Before I report this one can anyone offer the bunny a home?
DOUBLE TIER RABBIT HUTCH NEAR BLACKPOOL on eBay (end time 15-Sep-09 10:52:25 BST)


----------



## GSDlover4ever (Feb 21, 2009)

thedogsmother said:


> Before I report this one can anyone offer the bunny a home?
> DOUBLE TIER RABBIT HUTCH NEAR BLACKPOOL on eBay (end time 15-Sep-09 10:52:25 BST)


shame there so far away!

those bunnies are gorgeous!


----------



## Guest (Sep 12, 2009)

What is wrong with people :cursing: To far away from me, and I think the OH would move out if another one turned up


----------



## Jazzy (Apr 15, 2009)

I think it's two bunnies isn't it?
Can't believe what they have put at the bottom that unless you want the two rabbits then don't bother bidding on the hutch.


----------



## GSDlover4ever (Feb 21, 2009)

i have cross posted this information to an animal rescue forum - hopefully someone on there will be able to help! (fingers crossed)


----------



## lozza84 (Jul 19, 2008)

omg how heartless !! too far from me aswell  :cursing:


----------



## paddyjulie (May 9, 2009)

Aww god i hope someone can give them a home.....bless the bunny looks lovely


----------



## thedogsmother (Aug 28, 2008)

GSDlover4ever said:


> i have cross posted this information to an animal rescue forum - hopefully someone on there will be able to help! (fingers crossed)

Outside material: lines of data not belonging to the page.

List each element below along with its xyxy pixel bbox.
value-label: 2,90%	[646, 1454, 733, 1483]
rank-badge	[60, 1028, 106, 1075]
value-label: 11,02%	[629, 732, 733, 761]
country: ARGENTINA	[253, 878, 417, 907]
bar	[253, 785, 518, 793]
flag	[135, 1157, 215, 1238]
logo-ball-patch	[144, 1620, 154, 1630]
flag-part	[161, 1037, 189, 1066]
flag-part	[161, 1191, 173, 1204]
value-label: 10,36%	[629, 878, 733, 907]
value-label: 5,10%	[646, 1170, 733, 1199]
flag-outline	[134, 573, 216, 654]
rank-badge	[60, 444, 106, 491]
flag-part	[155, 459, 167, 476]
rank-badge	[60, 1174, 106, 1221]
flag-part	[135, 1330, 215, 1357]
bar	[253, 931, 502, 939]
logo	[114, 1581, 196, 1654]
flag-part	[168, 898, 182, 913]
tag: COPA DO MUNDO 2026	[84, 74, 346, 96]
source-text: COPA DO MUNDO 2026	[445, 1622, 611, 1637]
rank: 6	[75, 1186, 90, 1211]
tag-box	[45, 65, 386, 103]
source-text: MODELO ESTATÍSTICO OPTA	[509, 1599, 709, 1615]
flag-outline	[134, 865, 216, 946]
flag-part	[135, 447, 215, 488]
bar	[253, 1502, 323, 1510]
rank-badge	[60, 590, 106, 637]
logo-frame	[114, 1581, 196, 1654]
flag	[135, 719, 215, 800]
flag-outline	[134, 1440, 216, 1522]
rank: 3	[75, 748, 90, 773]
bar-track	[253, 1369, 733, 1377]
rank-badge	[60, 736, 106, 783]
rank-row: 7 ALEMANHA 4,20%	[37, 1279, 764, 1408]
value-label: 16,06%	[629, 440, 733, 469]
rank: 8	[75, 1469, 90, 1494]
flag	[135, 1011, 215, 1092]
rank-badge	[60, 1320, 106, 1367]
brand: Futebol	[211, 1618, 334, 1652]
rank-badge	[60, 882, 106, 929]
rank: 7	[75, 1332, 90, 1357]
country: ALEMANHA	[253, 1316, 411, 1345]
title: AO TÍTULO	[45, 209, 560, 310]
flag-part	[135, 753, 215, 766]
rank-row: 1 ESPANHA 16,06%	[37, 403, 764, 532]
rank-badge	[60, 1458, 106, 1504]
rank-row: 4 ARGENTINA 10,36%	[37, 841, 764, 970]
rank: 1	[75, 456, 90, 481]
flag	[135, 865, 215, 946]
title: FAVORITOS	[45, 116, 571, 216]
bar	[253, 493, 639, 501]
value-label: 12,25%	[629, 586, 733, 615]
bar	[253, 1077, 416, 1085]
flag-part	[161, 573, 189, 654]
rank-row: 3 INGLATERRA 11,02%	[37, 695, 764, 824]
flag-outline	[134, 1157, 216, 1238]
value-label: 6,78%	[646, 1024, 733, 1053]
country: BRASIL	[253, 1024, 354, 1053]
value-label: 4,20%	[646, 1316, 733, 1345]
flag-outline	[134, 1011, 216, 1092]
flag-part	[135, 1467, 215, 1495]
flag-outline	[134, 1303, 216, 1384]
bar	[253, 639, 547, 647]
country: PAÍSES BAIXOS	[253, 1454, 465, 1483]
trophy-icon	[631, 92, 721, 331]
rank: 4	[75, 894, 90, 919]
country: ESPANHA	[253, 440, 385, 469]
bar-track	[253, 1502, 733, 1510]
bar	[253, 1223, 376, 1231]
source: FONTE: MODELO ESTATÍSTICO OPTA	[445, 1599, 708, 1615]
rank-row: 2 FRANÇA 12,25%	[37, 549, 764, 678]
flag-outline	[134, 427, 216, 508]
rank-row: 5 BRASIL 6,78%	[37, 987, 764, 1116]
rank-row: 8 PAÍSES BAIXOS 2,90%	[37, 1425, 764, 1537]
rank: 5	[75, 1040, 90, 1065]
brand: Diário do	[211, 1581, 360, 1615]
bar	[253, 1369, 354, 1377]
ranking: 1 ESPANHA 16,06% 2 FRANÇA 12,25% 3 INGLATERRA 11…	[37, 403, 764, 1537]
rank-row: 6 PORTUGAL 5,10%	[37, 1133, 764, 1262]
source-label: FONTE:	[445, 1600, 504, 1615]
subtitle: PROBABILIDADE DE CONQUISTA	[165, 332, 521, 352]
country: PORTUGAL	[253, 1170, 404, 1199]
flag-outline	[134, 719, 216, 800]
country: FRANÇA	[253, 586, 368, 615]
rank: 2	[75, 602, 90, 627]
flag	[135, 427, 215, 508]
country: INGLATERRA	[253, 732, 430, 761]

Thank you, everything is crossed for them.


----------



## srhdufe (Feb 11, 2009)

Awwww i would love them.. A bit too far tho


----------



## srhdufe (Feb 11, 2009)

I tried to email them but its been removed


----------



## GSDlover4ever (Feb 21, 2009)

srhdufe said:


> I tried to email them but its been removed


awwwww i hope they are safe and get a good home!


----------



## thedogsmother (Aug 28, 2008)

srhdufe said:


> I tried to email them but its been removed


Oh no, god only knows where they will end up now, hope they get the new owners they derserve.


----------